Mudança metodológica distorce comparações
Antes de mergulhar nos dados, o BBI faz um alerta importante sobre a interpretação dos números.
Desde janeiro de 2025, com a implementação da Resolução nº 4.966 do Banco Central, os empréstimos permanecem mais tempo em atraso antes de serem baixados, tornando o indicador de inadimplência acima de 90 dias pouco comparável ao histórico.
“O próprio Banco Central estimou que cerca de 70% da alta observada na inadimplência decorre dessa mudança metodológica”, destacam Mizrahi e Chanes.
Diante disso, o banco passou a focar na inadimplência em estágio inicial — entre 15 e 90 dias —, considerada “a métrica mais apropriada enquanto o histórico de atrasos acima de 90 dias não volta a ser plenamente comparável”.
Produtos com deterioração relevante
Os dados revelam um quadro heterogêneo entre os produtos de crédito.
Cartões, financiamento de veículos, crédito pessoal e consignado mostram desempenho relativamente melhor, ainda que com leve piora. Contudo, consignado do INSS, consignado privado, crédito rural, financiamento imobiliário e capital de giro de longo prazo apresentam deterioração mais relevante.
“Alguns segmentos estão se aproximando dos picos do pós-pandemia”, alertam os analistas — sinalizando que o monitoramento desses produtos deve se intensificar nas próximas divulgações.
Programa de renegociação no horizonte
Um potencial programa governamental de renegociação de dívidas para pessoas físicas com renda de até cinco salários-mínimos — cerca de R$ 8,1 mil por mês — começa a ganhar relevância no debate.

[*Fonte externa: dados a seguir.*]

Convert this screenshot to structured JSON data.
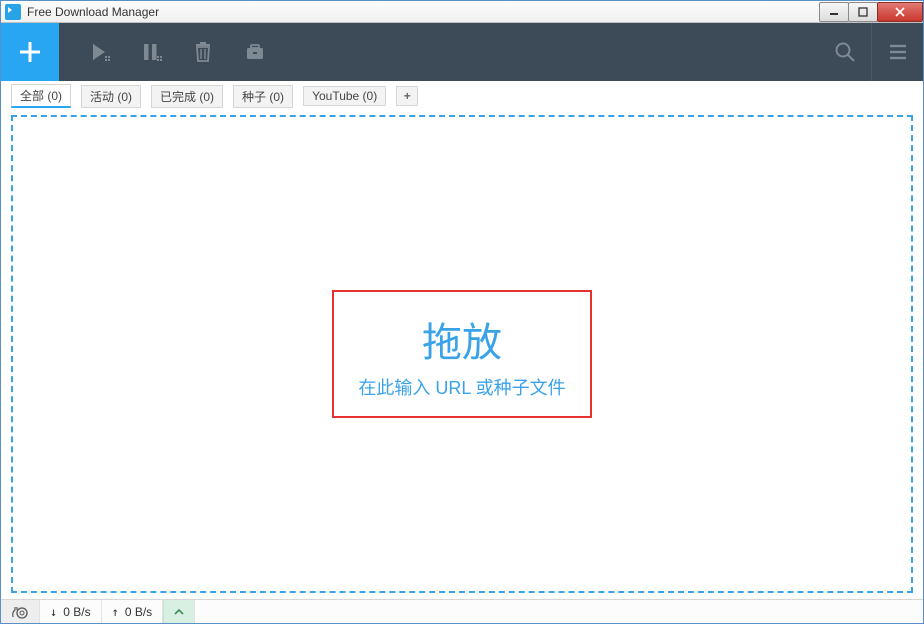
{
  "window": {
    "title": "Free Download Manager"
  },
  "toolbar": {
    "add": "+",
    "search": "search",
    "menu": "menu"
  },
  "tabs": [
    {
      "label": "全部 (0)",
      "active": true
    },
    {
      "label": "活动 (0)",
      "active": false
    },
    {
      "label": "已完成 (0)",
      "active": false
    },
    {
      "label": "种子 (0)",
      "active": false
    },
    {
      "label": "YouTube (0)",
      "active": false
    }
  ],
  "tab_plus": "+",
  "drop": {
    "title": "拖放",
    "subtitle": "在此输入 URL 或种子文件"
  },
  "status": {
    "down_label": "↓",
    "down_value": "0 B/s",
    "up_label": "↑",
    "up_value": "0 B/s"
  }
}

O público elegível concentra carteira ativa de R$ 584 bilhões, com R$ 77,8 bilhões em créditos vencidos acima de 90 dias, sendo R$ 49 bilhões em cartões, R$ 25 bilhões em crédito pessoal e R$ 4 bilhões em cheque especial.
“Se implementado nos moldes atualmente discutidos, ele tende a ser positivo para a liquidez do sistema, ao reduzir o estoque de créditos problemáticos e aliviar a restrição financeira das famílias de menor renda”, avaliam Mizrahi e Chanes.
Entretanto, o desenho final da iniciativa permanece incerto.
O BBI conclui com visão equilibrada: “o cenário demanda vigilância reforçada, mas não aponta, até o momento, para uma deterioração sistêmica iminente da qualidade de crédito”.